Speaker Photo

Professor Bruce Marlowe

University of South Carolina Beaufort,USA

Biography

Over the course of the last 40 years, I have been fortunate to have a varied, and engaging career. I began as a special education teacher in Rockville, Md in 1983, and since that time I have held a range of positions including psychology associate, high school English teacher, special education consultant, and university professor of educational psychology and special education. I served in a variety of administrative capacities, including as the Interim Dean of the School of Education at Roger Williams University, and as the Coordinator of Graduate Education at Johnson State College.

Throughout my career, I have also been actively involved in research, writing, and public speaking. I am the co-author of Creating and Sustaining the Constructivist Classroom (2005), and the co-editor of three additional books: Educational Psychology in Context (2006); The Wiley International Handbook of Educational Foundations (2019); and Educational Foundations: An Anthology of Critical Readings (2021).
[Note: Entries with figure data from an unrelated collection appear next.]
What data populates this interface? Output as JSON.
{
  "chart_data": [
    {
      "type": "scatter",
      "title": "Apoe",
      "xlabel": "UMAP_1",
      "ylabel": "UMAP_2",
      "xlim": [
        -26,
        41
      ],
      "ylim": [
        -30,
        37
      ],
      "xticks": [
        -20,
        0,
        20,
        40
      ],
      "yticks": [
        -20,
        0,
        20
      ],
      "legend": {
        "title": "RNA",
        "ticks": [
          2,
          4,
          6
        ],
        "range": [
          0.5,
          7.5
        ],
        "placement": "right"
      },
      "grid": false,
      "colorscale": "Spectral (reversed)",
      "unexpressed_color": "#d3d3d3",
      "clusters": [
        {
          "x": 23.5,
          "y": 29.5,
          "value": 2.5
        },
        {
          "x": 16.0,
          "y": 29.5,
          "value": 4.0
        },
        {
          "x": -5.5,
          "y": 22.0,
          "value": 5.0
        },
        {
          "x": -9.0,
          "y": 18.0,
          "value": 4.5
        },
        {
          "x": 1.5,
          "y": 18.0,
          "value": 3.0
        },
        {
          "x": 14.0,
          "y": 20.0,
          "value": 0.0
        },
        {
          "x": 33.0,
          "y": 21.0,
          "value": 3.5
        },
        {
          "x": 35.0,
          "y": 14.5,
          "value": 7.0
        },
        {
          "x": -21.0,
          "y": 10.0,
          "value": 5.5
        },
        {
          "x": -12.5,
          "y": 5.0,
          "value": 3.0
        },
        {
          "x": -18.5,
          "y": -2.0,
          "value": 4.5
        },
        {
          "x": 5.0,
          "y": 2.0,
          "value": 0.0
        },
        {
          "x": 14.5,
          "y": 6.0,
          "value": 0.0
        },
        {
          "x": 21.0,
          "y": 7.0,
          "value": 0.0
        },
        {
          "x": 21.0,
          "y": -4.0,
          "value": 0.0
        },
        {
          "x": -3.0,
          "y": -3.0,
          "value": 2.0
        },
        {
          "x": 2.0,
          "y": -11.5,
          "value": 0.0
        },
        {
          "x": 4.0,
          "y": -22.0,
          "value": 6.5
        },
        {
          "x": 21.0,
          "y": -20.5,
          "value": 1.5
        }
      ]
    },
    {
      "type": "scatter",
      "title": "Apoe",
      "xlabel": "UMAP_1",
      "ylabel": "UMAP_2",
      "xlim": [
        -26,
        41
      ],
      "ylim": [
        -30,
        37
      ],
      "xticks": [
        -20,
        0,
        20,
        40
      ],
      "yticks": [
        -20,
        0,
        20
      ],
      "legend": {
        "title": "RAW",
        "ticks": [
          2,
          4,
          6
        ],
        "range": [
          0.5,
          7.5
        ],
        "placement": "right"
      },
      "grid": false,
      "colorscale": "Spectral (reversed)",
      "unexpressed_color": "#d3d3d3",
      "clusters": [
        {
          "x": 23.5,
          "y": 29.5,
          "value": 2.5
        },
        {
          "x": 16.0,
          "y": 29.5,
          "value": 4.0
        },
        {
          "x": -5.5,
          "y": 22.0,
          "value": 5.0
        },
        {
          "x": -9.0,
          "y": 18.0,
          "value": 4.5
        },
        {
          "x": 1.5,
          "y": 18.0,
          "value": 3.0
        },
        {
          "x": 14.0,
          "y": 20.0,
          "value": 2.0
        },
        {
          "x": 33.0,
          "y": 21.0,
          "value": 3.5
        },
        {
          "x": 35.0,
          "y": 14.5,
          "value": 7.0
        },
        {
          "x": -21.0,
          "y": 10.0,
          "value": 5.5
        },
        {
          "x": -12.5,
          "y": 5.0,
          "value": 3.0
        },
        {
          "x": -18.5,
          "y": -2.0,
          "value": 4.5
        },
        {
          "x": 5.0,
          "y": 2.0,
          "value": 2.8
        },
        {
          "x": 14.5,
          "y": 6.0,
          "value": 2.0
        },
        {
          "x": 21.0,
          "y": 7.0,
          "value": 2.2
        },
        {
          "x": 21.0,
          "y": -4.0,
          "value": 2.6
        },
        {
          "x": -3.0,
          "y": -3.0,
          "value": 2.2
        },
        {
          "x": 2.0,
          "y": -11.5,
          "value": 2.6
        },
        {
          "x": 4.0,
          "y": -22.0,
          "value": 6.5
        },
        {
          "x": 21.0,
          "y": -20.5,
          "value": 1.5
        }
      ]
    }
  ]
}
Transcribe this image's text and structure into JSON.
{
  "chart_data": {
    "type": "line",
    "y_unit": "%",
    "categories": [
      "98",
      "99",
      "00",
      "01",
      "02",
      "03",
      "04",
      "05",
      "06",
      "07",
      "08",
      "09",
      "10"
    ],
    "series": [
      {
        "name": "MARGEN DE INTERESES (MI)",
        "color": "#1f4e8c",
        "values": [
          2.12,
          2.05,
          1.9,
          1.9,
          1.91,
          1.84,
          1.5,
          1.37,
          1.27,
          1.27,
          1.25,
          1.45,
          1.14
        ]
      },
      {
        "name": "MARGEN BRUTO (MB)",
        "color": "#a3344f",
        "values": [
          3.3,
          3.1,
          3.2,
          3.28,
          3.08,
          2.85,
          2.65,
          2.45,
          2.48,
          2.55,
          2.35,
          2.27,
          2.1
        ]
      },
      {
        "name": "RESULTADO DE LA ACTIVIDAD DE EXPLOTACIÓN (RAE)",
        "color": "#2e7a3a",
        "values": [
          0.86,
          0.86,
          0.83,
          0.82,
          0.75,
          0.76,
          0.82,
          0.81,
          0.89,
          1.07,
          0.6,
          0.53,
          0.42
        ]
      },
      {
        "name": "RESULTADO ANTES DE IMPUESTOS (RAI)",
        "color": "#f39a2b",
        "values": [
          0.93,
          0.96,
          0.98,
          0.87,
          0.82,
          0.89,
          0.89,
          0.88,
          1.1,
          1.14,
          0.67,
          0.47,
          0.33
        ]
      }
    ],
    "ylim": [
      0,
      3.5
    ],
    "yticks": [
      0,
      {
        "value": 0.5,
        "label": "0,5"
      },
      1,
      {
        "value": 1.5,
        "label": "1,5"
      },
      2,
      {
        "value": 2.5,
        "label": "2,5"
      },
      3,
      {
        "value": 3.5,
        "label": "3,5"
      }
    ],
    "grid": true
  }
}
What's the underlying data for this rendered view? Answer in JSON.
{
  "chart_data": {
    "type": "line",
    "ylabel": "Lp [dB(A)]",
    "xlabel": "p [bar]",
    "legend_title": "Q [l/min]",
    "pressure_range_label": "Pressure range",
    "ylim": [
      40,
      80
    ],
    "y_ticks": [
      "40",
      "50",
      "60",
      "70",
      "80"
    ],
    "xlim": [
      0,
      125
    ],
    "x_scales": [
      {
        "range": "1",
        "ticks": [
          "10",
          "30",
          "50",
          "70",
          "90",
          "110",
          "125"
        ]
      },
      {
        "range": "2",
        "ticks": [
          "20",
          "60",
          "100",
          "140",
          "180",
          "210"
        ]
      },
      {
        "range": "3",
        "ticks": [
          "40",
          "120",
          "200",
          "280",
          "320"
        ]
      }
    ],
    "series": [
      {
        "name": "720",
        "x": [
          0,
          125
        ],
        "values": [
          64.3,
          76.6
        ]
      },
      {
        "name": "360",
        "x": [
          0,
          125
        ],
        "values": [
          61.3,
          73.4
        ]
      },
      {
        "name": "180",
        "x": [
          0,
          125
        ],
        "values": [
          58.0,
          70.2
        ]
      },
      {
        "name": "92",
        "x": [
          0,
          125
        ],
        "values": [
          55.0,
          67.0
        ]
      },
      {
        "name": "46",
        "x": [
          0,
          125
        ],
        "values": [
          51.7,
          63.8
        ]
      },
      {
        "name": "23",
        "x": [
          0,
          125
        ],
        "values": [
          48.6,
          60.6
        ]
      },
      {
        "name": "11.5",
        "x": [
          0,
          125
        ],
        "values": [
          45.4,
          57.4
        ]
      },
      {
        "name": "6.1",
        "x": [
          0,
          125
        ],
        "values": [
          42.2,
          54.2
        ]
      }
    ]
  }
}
I am also the author of 11 book chapters or forewords, twenty periodicals in academic publications, and the co-author of a six-part video series titled Creating the Constructivist Classroom. I have presented my work at conferences throughout the United States, as well as internationally at academic conclaves in Finland, Turkey, Germany, Japan, Malta, Italy, and France.

In addition to my work as department chair, I currently teach Observation and Analysis, Foundations of American Education, Classroom Organization and Management, and Introduction to the Exceptional Learner.

Talk Title

Redefining Rigor: How Evidence-Based Teaching Can Transform Learning and Performance

Abstract

For decades, military training environments have been associated with highly directive, instructionist models of teaching and learning—approaches grounded in repetition, compliance, and information transmission. Yet emerging evidence from the fields of cognitive science, learning theory, and a relatively new report from the National Academy of Sciences (2024), indicates that durable learning, adaptive expertise, and even performance under pressure are best cultivated through constructivist teaching principles. This keynote uses one of the most demanding instructional contexts in the United States—the Marine Corps Recruit Depot Parris Island—as a case study to explore the powerful effect of inquiry-based instruction. At the center of this work is a powerful premise: that constructivist practices are not only effective in traditional educational settings but can fundamentally reshape teaching and learning cultures even within rigid, high-pressure institutions The keynote challenges persistent misconceptions about what “good teaching” looks like in schools, the military and other hierarchical environments. Rather than weakening rigor or discipline, constructivist approaches can deepen learning, improve retention, strengthen transfer of knowledge, and foster adaptive performance in real-world situations.